Cuentan los antiguos que al pie del Aconcagua vivían los gigantes, unos seres mitológicos que habitaban estas zonas de tierras desoladas y de sed moribundas. La semilla que en la tierra caía no tenía humedad para poder fructificar. El Alto Padre – que es el cerro – vigilaba todo atisbo de vida que a sus pies se movía, mientras el viento soplaba con fuerza singular haciendo polvo la tierra sometida, quebrada por la sed, los soles infernales y el penar de los gigantes.
Un día, a esperadas del Padre Cerro, el pueblo se conjuró y decidió romper la costra de las fuentes que, seguramente, corrían e el interior del cerro. Era la única manera de conseguir que la vida continuara. En silente fila india, subieron las abruptas laderas y socavaron presurosos las lajas que ornaban las fuentes cristalinas. Las aguas surgieron, voluptuosas, por entre las piedras, y corrieron venturosas a regar la tierra que sólo esperaba eso: agua.
Hacia el brillo del sol, despertó el Centinela y vio los hilos de plata que se unían en un río. Enfureció y sus músculos temblaron en una horrenda sinfonía de sonidos. La montaña reventó y barrió con piedras, barro y agua los sembradíos que, presurosos, habían germinado.
El tiempo, que todo lo cura, que todo lo resuelve, hizo que se encauzara la corriente y las tierras de los gigantes volvieran a tener sus verdores.
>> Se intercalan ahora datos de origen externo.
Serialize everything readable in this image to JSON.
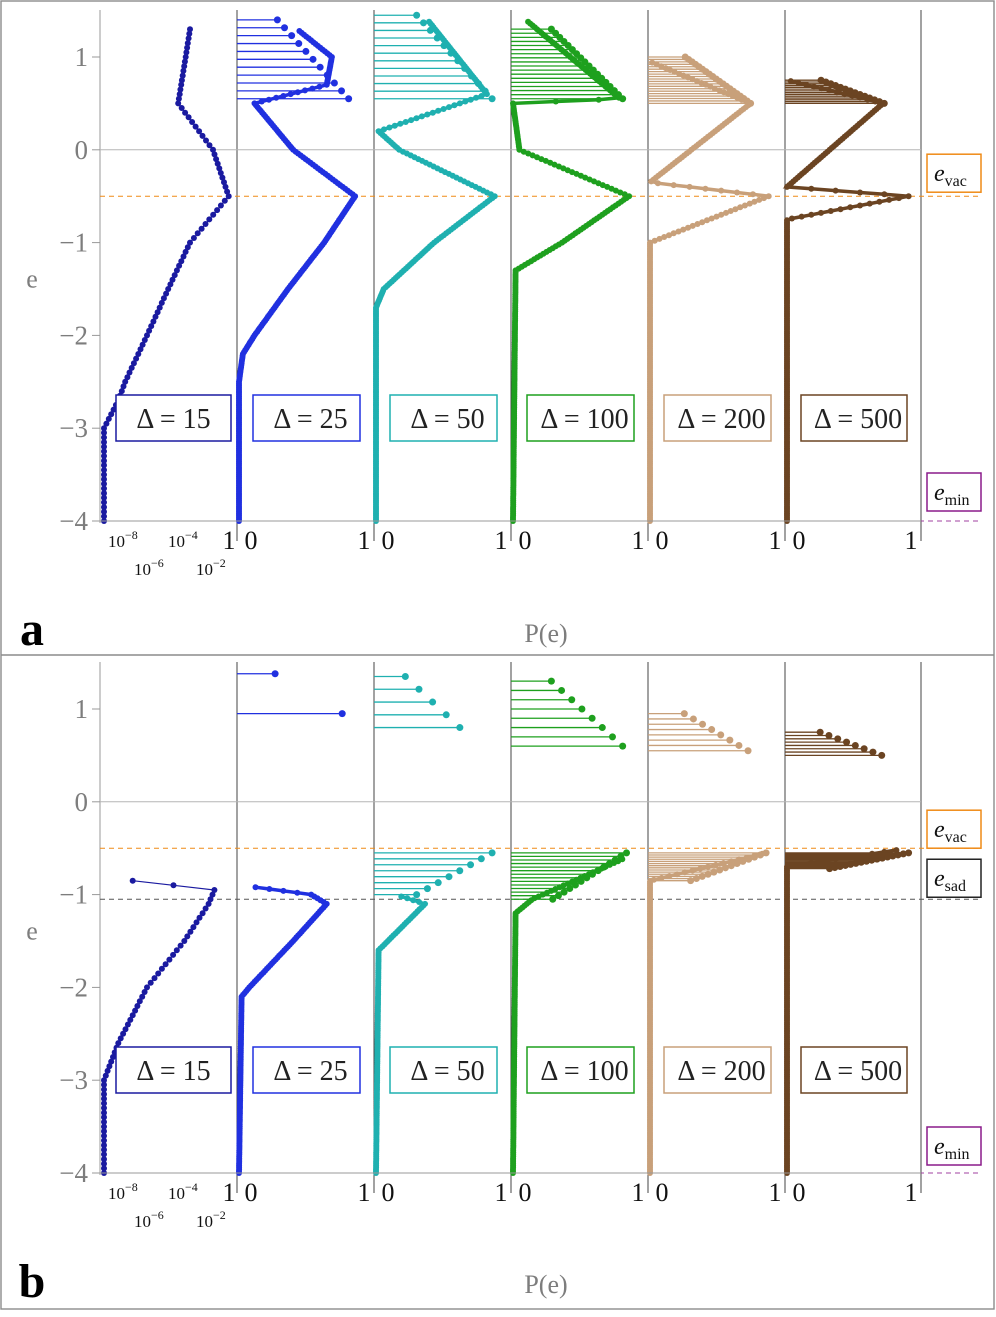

Pero, de vez en cuando, el Aconcagua reitera su venganza enviando hacia el llano una furibunda arremetida que arrasa con todo lo que encuentre a su paso. No valen ni rogativas ni alabanzas, a menudo se pierden las cosechas y las vidas. El Padre Cerro es dueño de las tierras. Los gigantes quisieron ir contra sus designios y perdieron.
El quejido de la montaña es la prueba más contundente de la supremacía de la naturaleza sobre la voluntad del hombre.